Lieutenant Colonel Mamady Doumbouya Sworn in as Guinean President

Lieutenant Colonel Doumbouya celebrates the anniversary of Guinea's independence at a 2021 carnival (Creative Commons)

Lieutenant Colonel Mamady Doumbouya was sworn in as Guinea’s new president on October 1 in Guinea’s new military transitional government after leading a coup that overthrew former Guinean President Alpha Condé at the beginning of September. Doumbouya became Africa’s second-youngest leader and promised to not contest future elections when the country would eventually transition to civilian rule. 

The coup that overthrew Condé began September 5, when civilians awoke to the noise of heavy gunfire around the presidential palace. Within hours, pictures and videos had circulated across social media showing the military taking Condé prisoner. By mid-day, Doumbouya, the head of Guinea’s special forces, went on TV to confirm that, for the third time in Guinea’s history, the military had staged a coup. 

The people of Guinea, traditionally distrustful of the military, celebrated across Guinea’s capital city Conakry—a sign of how disenchanted they had become with Condé’s rule. Condé, who was the first democratically elected president of Guinea, came into power in 2010 with hopes of fashioning himself as Guinea’s “Mandela.” After overseeing the corrupt management of Guinea’s natural resources, revising the constitution to allow himself to run for a third term, and presiding over unfree elections rife with state violence, Condé’s legacy no longer represented the hope of West African democracy but the clearest example of its failure. 

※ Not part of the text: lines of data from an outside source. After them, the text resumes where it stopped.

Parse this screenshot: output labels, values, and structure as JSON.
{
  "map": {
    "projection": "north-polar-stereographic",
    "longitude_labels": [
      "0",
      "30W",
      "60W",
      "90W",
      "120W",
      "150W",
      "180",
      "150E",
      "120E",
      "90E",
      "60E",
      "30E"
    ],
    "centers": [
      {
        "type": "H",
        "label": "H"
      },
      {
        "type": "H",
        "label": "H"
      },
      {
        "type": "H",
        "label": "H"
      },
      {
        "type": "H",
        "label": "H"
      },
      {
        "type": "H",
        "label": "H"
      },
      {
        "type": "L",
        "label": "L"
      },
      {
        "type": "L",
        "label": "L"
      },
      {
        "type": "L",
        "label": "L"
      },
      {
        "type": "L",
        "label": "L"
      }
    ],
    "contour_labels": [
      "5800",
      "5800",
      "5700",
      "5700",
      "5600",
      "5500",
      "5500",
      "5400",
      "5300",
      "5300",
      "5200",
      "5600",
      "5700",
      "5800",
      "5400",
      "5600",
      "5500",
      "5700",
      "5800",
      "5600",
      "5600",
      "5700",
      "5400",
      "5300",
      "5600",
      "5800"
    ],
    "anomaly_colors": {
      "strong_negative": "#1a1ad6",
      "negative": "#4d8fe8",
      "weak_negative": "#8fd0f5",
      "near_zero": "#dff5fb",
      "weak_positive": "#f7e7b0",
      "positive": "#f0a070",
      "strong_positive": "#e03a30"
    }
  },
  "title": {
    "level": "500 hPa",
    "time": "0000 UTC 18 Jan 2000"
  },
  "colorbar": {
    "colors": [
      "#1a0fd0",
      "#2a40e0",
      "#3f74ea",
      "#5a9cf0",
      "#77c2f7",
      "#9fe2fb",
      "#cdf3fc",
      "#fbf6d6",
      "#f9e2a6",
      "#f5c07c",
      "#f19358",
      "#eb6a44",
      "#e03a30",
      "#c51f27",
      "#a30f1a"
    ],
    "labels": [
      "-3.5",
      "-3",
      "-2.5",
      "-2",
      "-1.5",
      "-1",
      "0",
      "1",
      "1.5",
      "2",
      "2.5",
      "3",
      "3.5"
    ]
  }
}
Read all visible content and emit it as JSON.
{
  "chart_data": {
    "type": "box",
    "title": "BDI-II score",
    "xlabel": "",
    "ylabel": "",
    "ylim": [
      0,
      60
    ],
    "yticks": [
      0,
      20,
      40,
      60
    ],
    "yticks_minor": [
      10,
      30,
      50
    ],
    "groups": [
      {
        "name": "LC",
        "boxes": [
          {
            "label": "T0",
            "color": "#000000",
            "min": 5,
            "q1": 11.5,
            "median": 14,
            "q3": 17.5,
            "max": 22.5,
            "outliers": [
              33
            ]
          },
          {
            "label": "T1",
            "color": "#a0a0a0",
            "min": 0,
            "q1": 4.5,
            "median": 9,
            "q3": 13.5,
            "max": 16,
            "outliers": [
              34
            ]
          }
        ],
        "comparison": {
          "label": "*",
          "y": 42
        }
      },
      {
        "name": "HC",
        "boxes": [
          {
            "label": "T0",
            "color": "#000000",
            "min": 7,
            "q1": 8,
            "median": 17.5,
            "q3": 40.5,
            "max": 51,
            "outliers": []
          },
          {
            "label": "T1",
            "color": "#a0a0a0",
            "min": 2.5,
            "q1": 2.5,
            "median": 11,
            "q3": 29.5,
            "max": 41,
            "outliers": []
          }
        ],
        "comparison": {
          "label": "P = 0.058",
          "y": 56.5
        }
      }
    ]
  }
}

The signs of political turmoil in Guinea had been apparent in the past few years. Afrobarometer’s 2019 survey found that just 29 percent of Guineans thought their democracy was working, only a third thought the country was moving in the right direction, and only a quarter approved of the government’s handling of corruption and the economy. Guinea’s election in October 2020, which gave Condé his third term, was widely scorned as unfree and spurred national protests; however, the international community (including the African Union and the U.S.), recognized Condé’s victory in hopes of ensuring stable access to Guinea’s mineral wealth. 

Doumbouya has promised a “government of national unity,” the end of corruption and personal greed in governance, and elections to come. Political prisoners have been released by the military as a sign of goodwill. “We will no longer entrust politics to one man, we will entrust it to the people,” Dambouya announced on TV. However, no timetable has been set for democratic proceedings, and army officers have already been appointed as provincial governors. 

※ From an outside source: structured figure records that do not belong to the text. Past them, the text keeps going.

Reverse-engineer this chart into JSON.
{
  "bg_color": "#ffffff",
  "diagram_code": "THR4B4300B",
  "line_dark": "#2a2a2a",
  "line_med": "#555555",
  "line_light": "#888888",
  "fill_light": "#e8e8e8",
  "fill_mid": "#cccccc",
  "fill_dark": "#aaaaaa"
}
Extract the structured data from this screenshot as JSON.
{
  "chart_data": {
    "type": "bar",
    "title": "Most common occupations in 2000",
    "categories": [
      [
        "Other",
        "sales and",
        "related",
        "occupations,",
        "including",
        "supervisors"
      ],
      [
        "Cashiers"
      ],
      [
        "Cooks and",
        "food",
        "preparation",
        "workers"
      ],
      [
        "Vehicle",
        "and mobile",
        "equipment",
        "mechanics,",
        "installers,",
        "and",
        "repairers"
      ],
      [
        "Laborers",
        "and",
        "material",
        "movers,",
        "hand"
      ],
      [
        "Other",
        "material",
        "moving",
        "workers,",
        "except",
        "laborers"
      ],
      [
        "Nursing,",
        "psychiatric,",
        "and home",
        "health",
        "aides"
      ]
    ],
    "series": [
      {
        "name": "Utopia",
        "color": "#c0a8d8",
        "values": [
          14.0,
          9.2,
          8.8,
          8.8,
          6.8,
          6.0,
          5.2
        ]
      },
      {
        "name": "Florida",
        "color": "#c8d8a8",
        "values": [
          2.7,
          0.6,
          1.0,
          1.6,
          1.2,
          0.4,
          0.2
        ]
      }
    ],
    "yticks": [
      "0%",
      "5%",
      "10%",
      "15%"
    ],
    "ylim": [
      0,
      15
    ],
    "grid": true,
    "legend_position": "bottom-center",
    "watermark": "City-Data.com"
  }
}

The Economic Community of West African States has imposed a travel ban and frozen Guinea’s assets to encourage a return to democracy. The African Union has also suspended Guinea’s membership. Condé has been detained and is unable to leave the country, despite regional pressure on the military junta. 

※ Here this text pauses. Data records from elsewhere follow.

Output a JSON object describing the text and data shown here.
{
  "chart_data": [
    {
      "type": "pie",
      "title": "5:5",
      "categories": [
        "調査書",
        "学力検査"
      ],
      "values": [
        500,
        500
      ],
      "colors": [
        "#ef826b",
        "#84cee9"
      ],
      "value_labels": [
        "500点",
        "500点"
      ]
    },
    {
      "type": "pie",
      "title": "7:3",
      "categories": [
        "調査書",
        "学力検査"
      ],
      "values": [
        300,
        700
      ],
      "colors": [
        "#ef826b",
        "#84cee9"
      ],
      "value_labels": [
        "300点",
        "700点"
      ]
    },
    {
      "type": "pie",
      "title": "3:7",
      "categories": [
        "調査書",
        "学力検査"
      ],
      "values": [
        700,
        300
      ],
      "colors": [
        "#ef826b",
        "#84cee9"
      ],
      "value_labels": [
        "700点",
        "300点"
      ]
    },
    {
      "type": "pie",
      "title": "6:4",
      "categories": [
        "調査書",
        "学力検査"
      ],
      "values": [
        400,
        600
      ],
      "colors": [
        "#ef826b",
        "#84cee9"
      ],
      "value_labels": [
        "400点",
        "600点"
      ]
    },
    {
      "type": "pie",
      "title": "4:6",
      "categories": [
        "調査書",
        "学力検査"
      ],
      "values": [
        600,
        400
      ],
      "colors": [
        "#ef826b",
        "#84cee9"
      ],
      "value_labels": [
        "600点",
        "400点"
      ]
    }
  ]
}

The coup in Guinea marks a continuation of the trends of democratic backsliding observed in many West African countries, including recent coups in Mali and Chad. As recently as 2008, similar promises of democracy from Guinea’s military were reneged on. If these examples offer any prescience, the joys of Guineans, freed from the abuses of Condé, may fade under the prospect of military rule. Guinean professor Amadou Sadjo Barry told the Continent that the country’s political system tends to persist “by recycling its authoritarian spirit.”